One bright sunny morning in the Land Before the Internet, you go on a job interview. You're smart, skilled, motivated, and clearly destined to be an asset to any company that hires you. During the interview process, however, just as the HR manager begins to discuss the benefits package and salary, basically communicating that you have the job, he pauses.

"Oh, and we have a few procedural things to take care of," he says. "We'll need to assign a goon to follow you around with a parabolic microphone to listen to all of your conversations with friends, and we'll have a few more follow your friends and family around to see what they're saying."

He continues: "Also, we'll need full access to your diary, your personal records, and your photo albums. In fact, we'll need the keys to your house, so we can rifle through your stuff to see what you have tucked away in the attic and whatnot. We will also need to do the same to all your friends. I assume that won't be a problem?"

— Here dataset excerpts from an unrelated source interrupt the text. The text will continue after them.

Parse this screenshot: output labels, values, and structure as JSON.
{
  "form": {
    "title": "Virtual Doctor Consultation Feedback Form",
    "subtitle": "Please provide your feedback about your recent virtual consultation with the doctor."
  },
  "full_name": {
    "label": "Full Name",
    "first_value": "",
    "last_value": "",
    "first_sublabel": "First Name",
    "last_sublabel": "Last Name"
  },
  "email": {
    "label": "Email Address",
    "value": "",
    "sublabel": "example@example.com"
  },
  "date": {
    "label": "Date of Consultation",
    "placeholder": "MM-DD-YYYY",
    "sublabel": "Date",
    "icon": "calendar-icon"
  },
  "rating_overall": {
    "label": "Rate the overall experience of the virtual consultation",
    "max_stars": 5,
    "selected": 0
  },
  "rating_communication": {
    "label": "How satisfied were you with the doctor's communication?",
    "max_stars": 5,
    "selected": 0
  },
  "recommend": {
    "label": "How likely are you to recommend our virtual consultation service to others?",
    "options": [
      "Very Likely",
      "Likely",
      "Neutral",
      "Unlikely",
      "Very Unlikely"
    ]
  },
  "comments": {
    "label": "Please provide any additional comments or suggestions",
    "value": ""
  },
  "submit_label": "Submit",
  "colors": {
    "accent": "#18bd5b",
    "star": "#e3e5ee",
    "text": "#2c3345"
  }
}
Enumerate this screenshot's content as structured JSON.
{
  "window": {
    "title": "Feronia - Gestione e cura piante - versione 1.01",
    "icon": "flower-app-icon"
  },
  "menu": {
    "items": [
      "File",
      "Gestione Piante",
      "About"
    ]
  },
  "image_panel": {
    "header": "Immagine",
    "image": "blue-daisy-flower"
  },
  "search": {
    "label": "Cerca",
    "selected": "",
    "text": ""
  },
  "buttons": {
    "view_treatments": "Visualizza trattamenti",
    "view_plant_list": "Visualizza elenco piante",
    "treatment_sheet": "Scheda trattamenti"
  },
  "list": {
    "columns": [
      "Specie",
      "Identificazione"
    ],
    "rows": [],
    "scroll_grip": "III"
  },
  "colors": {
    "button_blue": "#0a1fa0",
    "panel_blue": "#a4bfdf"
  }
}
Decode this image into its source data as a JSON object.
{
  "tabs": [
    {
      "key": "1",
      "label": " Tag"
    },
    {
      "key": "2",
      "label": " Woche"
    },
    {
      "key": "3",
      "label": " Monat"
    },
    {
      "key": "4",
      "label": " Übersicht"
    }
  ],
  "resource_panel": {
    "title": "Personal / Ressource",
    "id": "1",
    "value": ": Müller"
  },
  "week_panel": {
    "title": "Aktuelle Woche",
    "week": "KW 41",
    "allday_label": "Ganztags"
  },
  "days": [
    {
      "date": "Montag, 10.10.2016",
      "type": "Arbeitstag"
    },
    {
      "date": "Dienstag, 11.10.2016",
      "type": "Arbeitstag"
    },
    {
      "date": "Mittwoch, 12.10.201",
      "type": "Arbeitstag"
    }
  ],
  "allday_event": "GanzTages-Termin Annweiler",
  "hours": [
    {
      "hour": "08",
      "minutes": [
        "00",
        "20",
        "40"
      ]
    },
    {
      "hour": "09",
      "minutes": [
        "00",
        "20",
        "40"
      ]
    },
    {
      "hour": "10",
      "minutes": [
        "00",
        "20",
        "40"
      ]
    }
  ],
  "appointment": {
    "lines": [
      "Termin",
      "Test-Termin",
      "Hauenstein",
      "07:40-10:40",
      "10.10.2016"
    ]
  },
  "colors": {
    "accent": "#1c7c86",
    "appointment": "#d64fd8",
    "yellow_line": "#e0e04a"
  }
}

Just across town in the Land Before the Internet, a few officers in the local police station are bored, so they assign a few cruisers to shadow people at random, for an indefinite period of time. They pick names out of the phone book -- selecting citizens who've otherwise raised no cause for suspicion -- and follow them, simply because they can.

The cops meticulously document the citizens' comings and goings, creating a very detailed report on their daily lives, complete with where they go, how long they stay, and when they return to their homes. They note when they go to the doctor, where they pick up their kids, everything. They maintain the tail for months or longer, then keep these reports forever.